第26話 小説を書くことと発達障害傾向

文字数 1,993文字

 小説を書くのが楽しくて仕方がない。
 こうなってくると止まらない時折カバネ。

 発達障害の特徴として、衝動性が強い点や、興味が向くと止まらないという傾向があるそうです。自分でもブレーキを意識しないと、夜通し取り組んでもおかしくない程に。そのブレーキも時々壊れるのだけれども。

 もっと上手くなりたい、もっと面白く書けるようになりたい。それこそ初めて芝居をしたときと同じ感覚で、向上心と好奇心に火がついたのです。

 もっとダメ出しが欲しい、指摘やアドバイスが沢山欲しい!!

 演劇の経験から、技術の向上には人から指摘を貰うのが一番の近道、と僕は考えていました。芝居の稽古はそれはもうダメ出しの嵐で……演出からの全否定とか日常茶飯事。それでも足掻いて稽古をこなし、本番になったらアドリブかまして好き放題やる、という点に無上の喜びを感じていました。

 でも残念ながら『小説家になろう』でこれ以上の進展が望めそうになかったため、他の小説投稿サイトに目を向けることに。

 もちろん最初はアドバイスや指摘どころか、読んでさえ貰えなかったのだけれど、中には『アドバイスしあいましょう』『ダメ出ししあいましょう』なんて企画があり、それを見つけては参加しました。

 僕はこの世界では完全なる初心者。これが、とても心地よいもので。

 会社では自分がしっかりせねばと、過剰に気負う部分があったのだと思います。ですがこの世界では、自分より若い人たちにも遠慮なく初心者として扱って貰える。もっとこうした方が良い、ここはこんなやり方がある、そんな意見を沢山いただくことができる。

 ますます小説を書くのが楽しくなり、もっともっと上手くなりたいと願う日々。そうしている内に仲良くなる人たちも増えて来ました。Webの世界で人と仲良くなるなんて、仕事人間だった僕には考えもしなかったことです。
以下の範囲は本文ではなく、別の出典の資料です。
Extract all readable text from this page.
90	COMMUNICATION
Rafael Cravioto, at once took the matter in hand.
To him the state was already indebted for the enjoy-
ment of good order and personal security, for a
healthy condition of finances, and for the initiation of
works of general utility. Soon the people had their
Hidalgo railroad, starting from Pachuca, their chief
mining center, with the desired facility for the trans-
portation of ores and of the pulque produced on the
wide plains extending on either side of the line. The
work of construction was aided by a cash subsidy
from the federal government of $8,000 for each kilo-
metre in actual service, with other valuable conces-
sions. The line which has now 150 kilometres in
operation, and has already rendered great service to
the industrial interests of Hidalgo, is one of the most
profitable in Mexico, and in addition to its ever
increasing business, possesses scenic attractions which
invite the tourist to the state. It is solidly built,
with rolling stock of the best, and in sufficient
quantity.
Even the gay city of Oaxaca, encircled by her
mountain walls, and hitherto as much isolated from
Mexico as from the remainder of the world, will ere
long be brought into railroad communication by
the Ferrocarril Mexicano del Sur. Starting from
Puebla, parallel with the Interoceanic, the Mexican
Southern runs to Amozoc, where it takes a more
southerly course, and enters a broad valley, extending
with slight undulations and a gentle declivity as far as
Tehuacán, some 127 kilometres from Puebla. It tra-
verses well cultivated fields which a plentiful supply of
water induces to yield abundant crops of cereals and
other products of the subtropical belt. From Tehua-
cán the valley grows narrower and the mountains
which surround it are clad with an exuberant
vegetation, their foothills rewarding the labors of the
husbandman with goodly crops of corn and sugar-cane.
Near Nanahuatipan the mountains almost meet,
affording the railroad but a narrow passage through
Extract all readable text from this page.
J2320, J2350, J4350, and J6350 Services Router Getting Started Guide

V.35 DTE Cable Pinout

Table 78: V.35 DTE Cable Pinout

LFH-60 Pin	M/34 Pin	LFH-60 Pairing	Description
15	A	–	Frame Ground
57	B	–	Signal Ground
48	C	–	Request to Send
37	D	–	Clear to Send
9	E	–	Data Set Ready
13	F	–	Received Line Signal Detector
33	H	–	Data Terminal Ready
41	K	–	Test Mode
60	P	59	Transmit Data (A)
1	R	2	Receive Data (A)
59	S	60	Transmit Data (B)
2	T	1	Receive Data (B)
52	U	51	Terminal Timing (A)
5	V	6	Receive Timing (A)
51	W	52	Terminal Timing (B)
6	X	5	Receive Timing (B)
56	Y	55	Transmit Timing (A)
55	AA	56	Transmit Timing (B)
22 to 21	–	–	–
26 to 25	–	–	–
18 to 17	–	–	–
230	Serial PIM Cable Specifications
 お互いの作品を真剣に読み合い、本気で指摘やアドバイスを送り合う人々。年齢も職業も住む地域もバラバラで、会ったこともないけれど、気が付けば毎日のように連絡を取り合う仲間たち。

 小説を書くのと同じくらい、彼らとのやりとりが楽しくなっていきました。

 ときには変なお題が挙げられ、短編を書けなんて無茶ぶりがきたり。こんなの書けるわけねーじゃん、と思ってたらある人が一晩で短編を書きあげて、それに触発されて負けてられねぇつって短編を書いてみたり。

 まるで、部室に入り浸る学生のような気分です。



 小説を書く内、自分の傾向に気付くこともありました。

 特に思考のポップアップ現象がとても顕著なんです。ポップアップ、つまりインターネットなどを見ている時、ポンポンと浮かんでくるあの迷惑な広告です。僕の脳内はこのポップアップが多くて、これもADHDの人には多いのだとか。

 1話目の冒頭を書いているハズなのに、ポンと浮かぶ10話目のエピソード。いやいや目の前に集中しなきゃと思うけれど、今度は5話目がポン、他の短編のアイデアがポンッ、時系列とかタイミングとか無視してポポポンッ!

 これでは執筆が中々進まぬ。さてどうしたものかと考えてみて、結局、ポップアップに流されることにしました。順番や時系列を無視して思いついた端から書いていく。

 このポップアップは迷惑広告みたいなアイデアも多いけれど、後で眺めると突拍子もない効果もあると感じます。なので一旦はポップアップに従ってみる。実際の迷惑広告と違い、法外な料金なども請求されませんし。

 そして一通り書けたなら、あとでそれを繋ぎ合わせる作業に取り掛かる。そんな最中もポンポン浮かんで来ますが、時には無視し、時には取り込み、そうして作品を作ることにしました。ある意味これも傾向と対策なのかも知れません。

 ポップアップも使い様。上手くはまれば天然のラテラル・シンキング、即ち水平思考というわけです。

 他に感じたのは過集中。集中し始めるとやっぱり止まらなくなり、水分補給や睡眠も疎かになりがち。スマホのGoogleリマインダーに『服薬する!』『布団に入る!』等の通知を入れたのもこの頃の話。

 あと、小さいコップにお茶を入れても水分不足になるだけなので、500mlペットボトルを常に手元に置くようにしました。夏場とかは1ℓにもなりますが。

 思考の多動性についても、いい意味で楽になったかも。
 僕はネガティブな気持ちになると、考えても仕方がないことが延々と頭で繋がっていきます。そんな時は『小説の続き』を考えれば良い。思考に指向性を持たせることで、変な負の思考スパイラルから脱却しやすくなった気がします。

 これを読んで下さる皆さんも、そんな対策あったりしますでしょうか。シェアしてくださると狂喜乱舞致します……!

 そんな自己分析や対策も考えて、色々と発散できる小説という世界。
 僕にとってある意味、休職中の一番の収穫……なのかも。